One-sample log-rank tests with consideration of reference curve sampling variability

TL;DR

This paper introduces a new one-sample log-rank test that accounts for the sampling variability of the reference survival curve, improving error rate control in single-arm survival trials.

Contribution

It develops a novel test statistic that explicitly incorporates the estimation error of the reference curve, with derived distributional properties and a sample size formula.

Findings

The new test maintains proper type I error rates in simulations.

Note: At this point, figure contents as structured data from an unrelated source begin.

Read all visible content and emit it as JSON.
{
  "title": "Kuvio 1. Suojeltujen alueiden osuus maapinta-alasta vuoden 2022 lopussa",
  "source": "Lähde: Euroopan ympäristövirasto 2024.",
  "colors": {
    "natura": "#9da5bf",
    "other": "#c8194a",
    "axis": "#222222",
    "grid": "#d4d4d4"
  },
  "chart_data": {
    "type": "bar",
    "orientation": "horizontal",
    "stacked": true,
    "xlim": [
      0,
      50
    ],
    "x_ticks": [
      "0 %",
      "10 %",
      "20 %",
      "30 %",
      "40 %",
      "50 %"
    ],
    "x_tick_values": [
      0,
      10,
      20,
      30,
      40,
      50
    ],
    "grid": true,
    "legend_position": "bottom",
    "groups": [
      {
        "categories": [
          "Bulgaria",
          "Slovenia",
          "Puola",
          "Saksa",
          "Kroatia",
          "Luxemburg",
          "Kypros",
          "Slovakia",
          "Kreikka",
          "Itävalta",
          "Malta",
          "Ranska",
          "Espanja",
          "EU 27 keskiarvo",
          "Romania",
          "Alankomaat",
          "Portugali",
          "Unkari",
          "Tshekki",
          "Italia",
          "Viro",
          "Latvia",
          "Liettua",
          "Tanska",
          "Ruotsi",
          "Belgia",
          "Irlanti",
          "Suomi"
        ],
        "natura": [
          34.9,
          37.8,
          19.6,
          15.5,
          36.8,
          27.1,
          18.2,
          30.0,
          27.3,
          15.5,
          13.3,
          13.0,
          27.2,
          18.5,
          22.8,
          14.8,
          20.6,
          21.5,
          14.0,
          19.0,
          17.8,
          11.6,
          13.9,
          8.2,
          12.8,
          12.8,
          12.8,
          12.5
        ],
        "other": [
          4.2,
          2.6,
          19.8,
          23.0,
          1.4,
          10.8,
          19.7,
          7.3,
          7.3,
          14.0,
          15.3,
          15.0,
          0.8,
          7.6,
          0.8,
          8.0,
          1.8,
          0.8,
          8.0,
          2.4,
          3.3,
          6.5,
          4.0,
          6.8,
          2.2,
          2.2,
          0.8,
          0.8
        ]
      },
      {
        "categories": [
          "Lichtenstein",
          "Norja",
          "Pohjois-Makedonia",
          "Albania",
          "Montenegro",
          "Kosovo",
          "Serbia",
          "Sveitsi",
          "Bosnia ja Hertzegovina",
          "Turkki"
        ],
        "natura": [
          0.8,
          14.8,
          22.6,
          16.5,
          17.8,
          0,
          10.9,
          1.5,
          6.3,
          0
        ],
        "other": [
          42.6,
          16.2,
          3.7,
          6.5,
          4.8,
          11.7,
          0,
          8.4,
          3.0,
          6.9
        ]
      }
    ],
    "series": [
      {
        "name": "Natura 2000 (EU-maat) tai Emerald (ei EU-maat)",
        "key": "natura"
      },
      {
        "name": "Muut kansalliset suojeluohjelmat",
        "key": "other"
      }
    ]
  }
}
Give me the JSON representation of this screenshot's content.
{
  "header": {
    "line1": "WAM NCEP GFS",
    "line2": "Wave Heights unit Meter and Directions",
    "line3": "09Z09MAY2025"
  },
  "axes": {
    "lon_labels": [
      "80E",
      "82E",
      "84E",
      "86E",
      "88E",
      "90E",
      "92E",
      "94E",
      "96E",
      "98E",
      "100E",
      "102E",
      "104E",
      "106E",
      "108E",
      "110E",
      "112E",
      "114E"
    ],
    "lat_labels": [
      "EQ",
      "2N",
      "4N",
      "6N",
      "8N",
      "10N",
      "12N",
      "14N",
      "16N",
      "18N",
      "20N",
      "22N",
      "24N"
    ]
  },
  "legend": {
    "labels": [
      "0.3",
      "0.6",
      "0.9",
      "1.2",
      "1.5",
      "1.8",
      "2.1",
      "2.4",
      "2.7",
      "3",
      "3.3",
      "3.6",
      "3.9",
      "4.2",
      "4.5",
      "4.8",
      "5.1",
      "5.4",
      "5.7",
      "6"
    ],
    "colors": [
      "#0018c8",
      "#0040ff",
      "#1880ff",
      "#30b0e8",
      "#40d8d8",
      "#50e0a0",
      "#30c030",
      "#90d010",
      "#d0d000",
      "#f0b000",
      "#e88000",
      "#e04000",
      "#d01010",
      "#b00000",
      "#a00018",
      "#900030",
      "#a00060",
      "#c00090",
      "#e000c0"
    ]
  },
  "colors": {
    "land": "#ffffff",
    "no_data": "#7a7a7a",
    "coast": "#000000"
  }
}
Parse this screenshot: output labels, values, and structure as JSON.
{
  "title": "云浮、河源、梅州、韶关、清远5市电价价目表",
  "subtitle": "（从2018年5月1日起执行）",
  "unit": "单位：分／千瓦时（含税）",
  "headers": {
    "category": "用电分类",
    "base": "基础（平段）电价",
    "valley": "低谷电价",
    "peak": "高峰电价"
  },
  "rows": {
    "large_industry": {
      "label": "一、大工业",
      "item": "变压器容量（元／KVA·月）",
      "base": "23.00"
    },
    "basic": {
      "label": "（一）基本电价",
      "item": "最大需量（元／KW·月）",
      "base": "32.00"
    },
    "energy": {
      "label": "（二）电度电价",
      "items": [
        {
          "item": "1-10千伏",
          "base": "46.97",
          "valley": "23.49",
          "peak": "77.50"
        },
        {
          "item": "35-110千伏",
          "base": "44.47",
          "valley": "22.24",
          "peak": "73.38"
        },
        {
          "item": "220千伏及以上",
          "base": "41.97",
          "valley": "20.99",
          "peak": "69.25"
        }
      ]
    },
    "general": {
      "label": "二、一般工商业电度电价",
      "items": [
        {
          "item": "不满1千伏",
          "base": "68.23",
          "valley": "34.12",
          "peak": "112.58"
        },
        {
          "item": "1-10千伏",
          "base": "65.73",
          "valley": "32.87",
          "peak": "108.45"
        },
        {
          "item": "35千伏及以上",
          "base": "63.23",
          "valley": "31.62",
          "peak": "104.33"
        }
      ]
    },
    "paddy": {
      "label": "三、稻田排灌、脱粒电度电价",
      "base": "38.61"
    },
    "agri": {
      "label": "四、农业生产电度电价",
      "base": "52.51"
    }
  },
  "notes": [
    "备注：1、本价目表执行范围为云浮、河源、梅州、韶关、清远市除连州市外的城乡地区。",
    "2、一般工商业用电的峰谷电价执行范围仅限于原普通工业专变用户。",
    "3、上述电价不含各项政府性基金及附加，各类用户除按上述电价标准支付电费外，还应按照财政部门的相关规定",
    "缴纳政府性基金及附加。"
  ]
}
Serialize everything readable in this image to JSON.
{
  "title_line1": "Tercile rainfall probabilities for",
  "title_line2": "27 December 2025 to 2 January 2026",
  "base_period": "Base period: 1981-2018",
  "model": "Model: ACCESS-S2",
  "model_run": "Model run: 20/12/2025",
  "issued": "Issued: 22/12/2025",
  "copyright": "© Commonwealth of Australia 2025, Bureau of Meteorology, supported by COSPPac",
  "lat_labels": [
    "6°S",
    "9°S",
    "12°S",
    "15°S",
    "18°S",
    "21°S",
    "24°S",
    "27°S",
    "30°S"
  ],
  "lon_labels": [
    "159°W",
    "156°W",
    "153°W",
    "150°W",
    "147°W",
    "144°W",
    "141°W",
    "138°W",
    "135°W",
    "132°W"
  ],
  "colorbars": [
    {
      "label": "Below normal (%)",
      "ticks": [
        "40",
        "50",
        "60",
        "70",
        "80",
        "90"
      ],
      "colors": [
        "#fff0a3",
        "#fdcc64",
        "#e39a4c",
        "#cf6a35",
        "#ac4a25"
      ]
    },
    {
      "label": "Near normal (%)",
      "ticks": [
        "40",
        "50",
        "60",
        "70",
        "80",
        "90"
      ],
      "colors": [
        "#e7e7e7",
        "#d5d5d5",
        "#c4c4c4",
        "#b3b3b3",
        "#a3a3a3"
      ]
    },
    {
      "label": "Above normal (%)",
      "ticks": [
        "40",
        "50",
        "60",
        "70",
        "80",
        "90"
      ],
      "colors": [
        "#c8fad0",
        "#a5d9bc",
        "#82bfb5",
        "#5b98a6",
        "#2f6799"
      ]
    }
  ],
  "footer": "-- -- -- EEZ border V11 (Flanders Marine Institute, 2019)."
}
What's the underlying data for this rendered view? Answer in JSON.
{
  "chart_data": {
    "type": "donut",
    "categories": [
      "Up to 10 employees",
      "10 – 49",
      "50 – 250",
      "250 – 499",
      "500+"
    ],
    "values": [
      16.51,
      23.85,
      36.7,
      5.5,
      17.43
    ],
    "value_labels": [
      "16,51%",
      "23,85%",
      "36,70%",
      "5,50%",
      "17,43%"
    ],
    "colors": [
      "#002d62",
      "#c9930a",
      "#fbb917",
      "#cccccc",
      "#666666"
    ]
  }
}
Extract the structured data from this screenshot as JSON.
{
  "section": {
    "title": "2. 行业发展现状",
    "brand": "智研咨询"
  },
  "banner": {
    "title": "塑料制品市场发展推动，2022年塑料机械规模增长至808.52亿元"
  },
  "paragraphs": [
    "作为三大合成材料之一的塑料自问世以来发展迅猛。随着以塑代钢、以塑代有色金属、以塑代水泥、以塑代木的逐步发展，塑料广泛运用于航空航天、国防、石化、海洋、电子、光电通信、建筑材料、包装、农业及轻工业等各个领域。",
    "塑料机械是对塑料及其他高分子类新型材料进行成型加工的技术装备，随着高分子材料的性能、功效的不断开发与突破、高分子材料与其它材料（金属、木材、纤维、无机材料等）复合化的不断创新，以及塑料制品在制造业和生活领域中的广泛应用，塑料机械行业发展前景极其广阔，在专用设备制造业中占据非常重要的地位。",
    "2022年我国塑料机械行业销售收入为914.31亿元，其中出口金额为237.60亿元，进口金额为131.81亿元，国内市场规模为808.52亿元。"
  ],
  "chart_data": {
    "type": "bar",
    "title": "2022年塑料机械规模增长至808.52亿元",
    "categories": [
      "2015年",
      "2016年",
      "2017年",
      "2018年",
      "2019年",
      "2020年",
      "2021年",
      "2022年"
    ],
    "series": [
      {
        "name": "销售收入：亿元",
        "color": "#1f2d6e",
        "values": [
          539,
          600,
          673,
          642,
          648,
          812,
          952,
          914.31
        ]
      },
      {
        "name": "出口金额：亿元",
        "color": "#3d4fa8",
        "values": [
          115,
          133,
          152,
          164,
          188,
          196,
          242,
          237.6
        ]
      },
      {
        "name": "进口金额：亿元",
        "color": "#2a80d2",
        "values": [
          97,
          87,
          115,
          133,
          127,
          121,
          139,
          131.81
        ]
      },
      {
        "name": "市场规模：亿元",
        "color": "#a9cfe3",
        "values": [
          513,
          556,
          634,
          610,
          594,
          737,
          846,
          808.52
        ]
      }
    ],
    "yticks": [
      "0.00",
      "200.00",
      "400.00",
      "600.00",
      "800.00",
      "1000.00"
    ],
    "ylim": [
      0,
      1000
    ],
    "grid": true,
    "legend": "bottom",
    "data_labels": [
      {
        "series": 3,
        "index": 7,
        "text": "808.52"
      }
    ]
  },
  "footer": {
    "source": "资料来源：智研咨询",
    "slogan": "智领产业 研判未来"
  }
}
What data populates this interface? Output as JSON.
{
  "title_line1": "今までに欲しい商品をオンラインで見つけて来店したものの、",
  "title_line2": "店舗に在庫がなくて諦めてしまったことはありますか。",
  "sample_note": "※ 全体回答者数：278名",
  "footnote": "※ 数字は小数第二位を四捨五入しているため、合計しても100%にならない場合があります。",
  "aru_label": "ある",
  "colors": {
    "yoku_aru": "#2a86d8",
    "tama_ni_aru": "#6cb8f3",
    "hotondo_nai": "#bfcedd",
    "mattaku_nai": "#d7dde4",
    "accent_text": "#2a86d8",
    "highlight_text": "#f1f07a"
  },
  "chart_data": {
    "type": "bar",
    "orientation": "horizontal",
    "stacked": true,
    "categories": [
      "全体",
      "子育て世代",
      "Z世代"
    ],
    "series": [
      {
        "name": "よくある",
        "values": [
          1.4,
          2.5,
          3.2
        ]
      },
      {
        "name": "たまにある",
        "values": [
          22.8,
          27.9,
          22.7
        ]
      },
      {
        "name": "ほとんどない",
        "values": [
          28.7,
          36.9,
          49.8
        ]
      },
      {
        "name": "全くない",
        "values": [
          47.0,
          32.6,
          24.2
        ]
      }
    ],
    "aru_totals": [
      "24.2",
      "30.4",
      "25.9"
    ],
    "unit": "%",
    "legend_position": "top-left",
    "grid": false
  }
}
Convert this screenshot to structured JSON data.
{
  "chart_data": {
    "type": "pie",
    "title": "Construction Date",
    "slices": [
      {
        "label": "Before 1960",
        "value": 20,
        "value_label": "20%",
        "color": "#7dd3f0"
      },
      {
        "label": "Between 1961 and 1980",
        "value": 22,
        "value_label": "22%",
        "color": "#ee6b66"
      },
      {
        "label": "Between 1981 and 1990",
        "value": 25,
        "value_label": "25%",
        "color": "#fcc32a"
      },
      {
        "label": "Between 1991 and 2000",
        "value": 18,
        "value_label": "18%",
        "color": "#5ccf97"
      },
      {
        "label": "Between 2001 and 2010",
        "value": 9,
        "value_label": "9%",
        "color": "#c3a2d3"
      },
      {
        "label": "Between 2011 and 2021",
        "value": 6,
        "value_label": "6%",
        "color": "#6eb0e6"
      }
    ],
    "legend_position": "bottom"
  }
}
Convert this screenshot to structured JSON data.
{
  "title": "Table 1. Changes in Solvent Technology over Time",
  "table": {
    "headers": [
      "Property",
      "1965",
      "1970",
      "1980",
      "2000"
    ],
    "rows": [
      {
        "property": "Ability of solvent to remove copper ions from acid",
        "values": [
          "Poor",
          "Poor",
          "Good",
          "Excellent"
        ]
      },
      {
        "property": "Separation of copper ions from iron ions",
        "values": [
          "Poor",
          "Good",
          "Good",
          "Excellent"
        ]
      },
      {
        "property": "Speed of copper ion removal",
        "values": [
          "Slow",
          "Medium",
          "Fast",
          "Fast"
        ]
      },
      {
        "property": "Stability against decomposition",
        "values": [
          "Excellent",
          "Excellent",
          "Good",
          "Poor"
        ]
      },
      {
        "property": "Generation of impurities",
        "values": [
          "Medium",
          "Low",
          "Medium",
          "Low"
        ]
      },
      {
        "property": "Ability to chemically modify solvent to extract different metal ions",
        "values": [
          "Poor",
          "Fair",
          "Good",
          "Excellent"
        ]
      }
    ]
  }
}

Sample size calculations are provided for practical trial design.

Case study illustrates the impact of ignoring reference curve variability.

Abstract

The one-sample log-rank test is the method of choice for single-arm Phase II trials with time-to-event endpoint. It allows to compare the survival of the patients to a reference survival curve that typically represents the expected survival under standard of care. The classical one-sample log-rank test, however, assumes that the reference survival curve is deterministic. This ignores that the reference curve is commonly estimated from historic data and thus prone to statistical error. Ignoring sampling variability of the reference curve results in type I error rate inflation. For that reason, a new one-sample log-rank test is proposed that explicitly accounts for the statistical error made in the process of estimating the reference survival curve. The test statistic and its distributional properties are derived using martingale techniques in the large sample limit. In particular, a sample size formula is provided. Small sample properties regarding type I and type II error rate control are studied by simulation. A case study is conducted to study the influence of several design parameters of a single-armed trial on the inflation of the type I error rate when reference curve sampling variability is ignored.